La lumière de Jean-Jacques Bouhon nous guidera longtemps

Par Nathalie Coste-Cerdan, directrice générale de La Fémis

La Lettre AFC n°280

Lors des obsèques du directeur de la photographie Jean-Jacques Bouhon, AFC, vendredi 8 octobre 2017 au cimetière du Père-Lachaise, Nathalie Coste-Cerdan, directrice générale de La fémis, a témoigné de son engagement à l’Ecole en lisant l’hommage suivant.

Jean-Jacques nous a quittés brutalement le 27 septembre au terme de quatre mois de combat contre une foudroyante maladie. Emotion, tristesse et recueillement ont envahi l’Ecole de la Fémis depuis ce jour-là.
Lui rendre hommage n’est pas chose aisée, tant cet homme avait une part de mystère, y compris pour ceux qui pensaient le connaître. Part de mystère, part d’ombre… comme un paradoxe pour cet homme qui a passé sa vie à apprivoiser la lumière.

Je laisserai le soin à ses amis de la CST et de l’AFC de parler de son métier et de sa carrière de chef opérateur et des réalisateurs qu’il a accompagnés Colline Serreau, Thomas Gilou, Pierre Oscar Lévy pour ne citer que les principaux.

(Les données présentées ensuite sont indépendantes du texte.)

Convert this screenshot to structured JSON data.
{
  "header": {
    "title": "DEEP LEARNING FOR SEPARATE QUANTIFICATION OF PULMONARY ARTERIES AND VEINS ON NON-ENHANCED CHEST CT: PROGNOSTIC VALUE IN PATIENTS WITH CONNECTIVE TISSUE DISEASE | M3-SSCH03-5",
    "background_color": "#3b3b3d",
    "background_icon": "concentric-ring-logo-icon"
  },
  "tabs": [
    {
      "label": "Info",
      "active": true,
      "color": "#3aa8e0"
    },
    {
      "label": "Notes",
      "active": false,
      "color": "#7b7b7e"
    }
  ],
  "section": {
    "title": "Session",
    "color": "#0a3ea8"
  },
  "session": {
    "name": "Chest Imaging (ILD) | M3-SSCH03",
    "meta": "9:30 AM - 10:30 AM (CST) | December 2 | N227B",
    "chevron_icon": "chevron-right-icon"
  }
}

Pour ma part, je m’attacherai à décrire son engagement à la Fémis, en qualité de Directeur du Département Image, fonction qu’il a occupée au cours de ces dernières années et dans lequel il a accompli sans relâche un magnifique travail de transmission. « S’il est évident que le talent ne s’apprend pas, l’acquisition des outils qui permettent de l’exprimer est essentiel », disait-il.

Il a été un artisan central des programmes pédagogiques du Département Image mis en place il y a douze ans : parcours de quatre ans émaillé d’exercices pratiques aux noms évocateurs "Leçon Lumière", "Travailler en lumière naturelle", "CinémaScope et Super 35", "Exercices FX", enrichis de rencontres avec les plus grands chefs opérateurs et d’encadrement de pratiques filmiques…

Un parcours de formation exemplaire aux métiers de l’image, qui donne naissance aux jeunes chefs opérateurs de demain et qui est envié du monde entier.

Programme pédagogique inlassablement remis sur l’ouvrage pour l’améliorer, l’adapter aux mutations technologiques, ou pour profiter d’opportunités qui enrichissent le parcours des étudiants : Jean-Jacques était toujours force de proposition : je pense à cette master class improvisée organisée récemment avec le chef op’ de Werner Herzog sur le film de Herzog en 3D sur la Grotte Chauvet qui lui tenait particulièrement à cœur. Et toujours soucieux de préserver la place de l’Image, moins par souci de corporatisme que par amour et respect de ce métier.

Mais c’est particulièrement dans l’accompagnement des étudiants que Jean-Jacques excellait, se dépensant sans compter pour l’accomplissement de leurs envies et idées de cinéma, même les plus folles, par exemple les tournages en pellicule. Sans compter l’accompagnement de leurs travaux théoriques pour lesquels il fallait souvent batailler, car perçu par les étudiants comme plus secondaire.

La conduite par Jean-Jacques de ce département est bien sûr indissociable de celle de Pierre-William Glenn, son compagnon de route, son complice. On pense à Montaigne pour décrire ce couple de travail « parce que c’était lui, parce que c’était moi »… Difficile d’imaginer toutefois deux êtres plus différents : quand Pierre-William incarne et revendique le souci d’excellence et parfois l’intransigeance, Jean-Jacques penchait toujours du côté de la bienveillance vis-à-vis des étudiants, leurs faiblesses, leurs fausses excuses. Toujours une oreille attentive à leurs questions ou une main secourable : récemment encore, il avait accepté sur son lit d’hôpital, il avait accepté de corriger grammaire et syntaxe du mémoire théorique d’une jeune étudiante iranienne… pour permettre à cette jeune femme de pouvoir l’utiliser comme carte de visite. Il n’aura pas eu le temps de faire.

Cette gentillesse, ce souci de l’autre, Jean-Jacques Bouhon les manifestait aussi à l’égard de tous les personnels de l’Ecole. Attentif à tous et à chacun. Homme de passions, il avait aussi à cœur de partager son amour de la photographie, du théâtre et de la peinture.

La Fémis était sa maison et sa maison le pleure aujourd’hui.

Pierre-William Glenn, Sabine Lancelin et moi-même avions espéré qu’il serait présent le jour de la Cinémathèque pour la présentation des travaux des étudiants de quatrième année.

Il est parti avant, mais sa mémoire nous encourage à perpétuer avec autant de ferveur cette mission de partage et de transmission, et cette lumière nous guidera longtemps.